Photographer and filmmaker Kip Fulbeck. (Courtesy Kip Fulbeck)

And then in school, Fulbeck said, “I was the only Asian kid. And so I had no real cultural footing.” He remembers being bullied for being Chinese, when the Chinese community didn’t seem to accept him either.

That created a sense of isolation, and for Fulbeck, not even his family could relate to his experience.

“When you’re mixed, your parents don’t get to tell you what it was like. They don’t get to say, ‘When I was a kid, it was like this,’ because they don’t know,” he said.

Fulbeck said he struggled as a kid whenever he was asked to fill out a form detailing his race. Back then, those forms didn’t let you choose more than one racial background.

“You get that questionnaire, the ‘check one box,’ which is ridiculous,” said Fulbeck. “[For] a 7-year-old to have to pick Mom or Dad is not a fair question. I remember being a little kid thinking like, ‘Well, do I love my dad today or my mom?’”

That isolation helped spark his portrait series, “The Hapa Project,” where Fulbeck photographed mixed-race people and let them define who they are with a handwritten caption authored by each photo subject. Hapa is a Hawaiian word for “part.” It’s used in Hawaii to describe people who are part Asian or Pacific Islander, though since Fulbeck first debuted his project in 2001, there’s been heated debate over whether the term should be used more generally to define mixed-race people.

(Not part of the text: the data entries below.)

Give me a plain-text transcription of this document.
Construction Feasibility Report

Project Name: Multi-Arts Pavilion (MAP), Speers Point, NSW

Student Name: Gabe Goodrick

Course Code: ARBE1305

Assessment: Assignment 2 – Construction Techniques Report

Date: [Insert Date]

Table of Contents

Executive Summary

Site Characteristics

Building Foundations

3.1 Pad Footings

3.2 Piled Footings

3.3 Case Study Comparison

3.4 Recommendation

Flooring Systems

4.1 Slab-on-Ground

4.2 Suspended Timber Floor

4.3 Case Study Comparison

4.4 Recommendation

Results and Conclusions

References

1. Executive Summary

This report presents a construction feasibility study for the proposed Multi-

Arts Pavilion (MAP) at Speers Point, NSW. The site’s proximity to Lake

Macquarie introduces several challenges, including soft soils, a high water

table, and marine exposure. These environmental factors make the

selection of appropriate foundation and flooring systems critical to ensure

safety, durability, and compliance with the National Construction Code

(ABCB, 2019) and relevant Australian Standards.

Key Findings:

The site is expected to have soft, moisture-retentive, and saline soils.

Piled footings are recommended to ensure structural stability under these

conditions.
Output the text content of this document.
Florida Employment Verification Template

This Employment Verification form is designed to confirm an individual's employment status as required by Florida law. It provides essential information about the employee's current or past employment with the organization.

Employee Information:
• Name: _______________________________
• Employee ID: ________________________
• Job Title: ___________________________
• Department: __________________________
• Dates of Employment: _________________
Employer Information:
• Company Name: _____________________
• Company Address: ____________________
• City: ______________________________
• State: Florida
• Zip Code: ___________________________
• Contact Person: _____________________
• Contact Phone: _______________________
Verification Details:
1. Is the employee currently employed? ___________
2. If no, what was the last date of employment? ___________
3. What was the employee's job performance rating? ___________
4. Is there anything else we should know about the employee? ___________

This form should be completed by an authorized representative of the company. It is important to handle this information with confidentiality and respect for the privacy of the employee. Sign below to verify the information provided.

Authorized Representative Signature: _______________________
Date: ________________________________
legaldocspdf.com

Two portraits of the same shirtless woman taken from the collarbone up. On the left, her hair is long and black, reaching past her shoulders. On the right, 15 years later, her hair is shorter and just below her ears. Her hair is wavy in both.
Each participant in “The Hapa Project” could write a caption about themselves in their own handwriting, in response to the question “What are you?” Artist Kip Fulbeck revisited those same subjects 15 years later for an update on how their perspectives on their identities had changed. (Courtesy Kip Fulbeck)

Traveling around the U.S. for The Hapa Project, Fulbeck found that mixed-race people were eager to write their own stories.

“No one gets to tell you who you are,” Fulbeck said. “And people, if you don’t define yourself, people define you and they don’t do a good job of it and it doesn’t really work. So I always say it’s kind of your responsibility.”


In the years Fulbeck has undertaken this work, mixed-race people — and the idea of mixed-race identity — have become more visible in America.

In January, Kamala Harris became the first Black person and first Asian American to be sworn in as vice president. And according to data from the latest U.S. Census, California saw a 217.3% increase in people who identify with two or more races from 2010 to 2020.

But as a kid in the 1970s, Fulbeck had to turn to fictional characters to see himself reflected.

“The funny one that sticks out to me as a child was ‘Star Trek,’ the original series,” said Fulbeck. “They always took Spock and would say, ‘Are you human or Vulcan?’ and he would say, ‘I’m both.’ I remember being a kid going, ‘I get that.’”

Two portraits of a shirtless woman from her collarbone up. On the left she sports frizzy dark brown hair that has volume. In the right photo, taken 15 years later, her hair is white and close-cropped. She's smiling in both photos.

Fulbeck said mixed-race people are often left out of — or not fully let into — their own communities.

“People are defining you according to this boundary, that you have to be ‘this much’ this,” said Fulbeck. “You have to speak this language. You have to take off your shoes, whatever it is. It’s like if you’re going to go off those definitions, then you’re going to be in a world of hurt. You have to find your own way to define yourself.”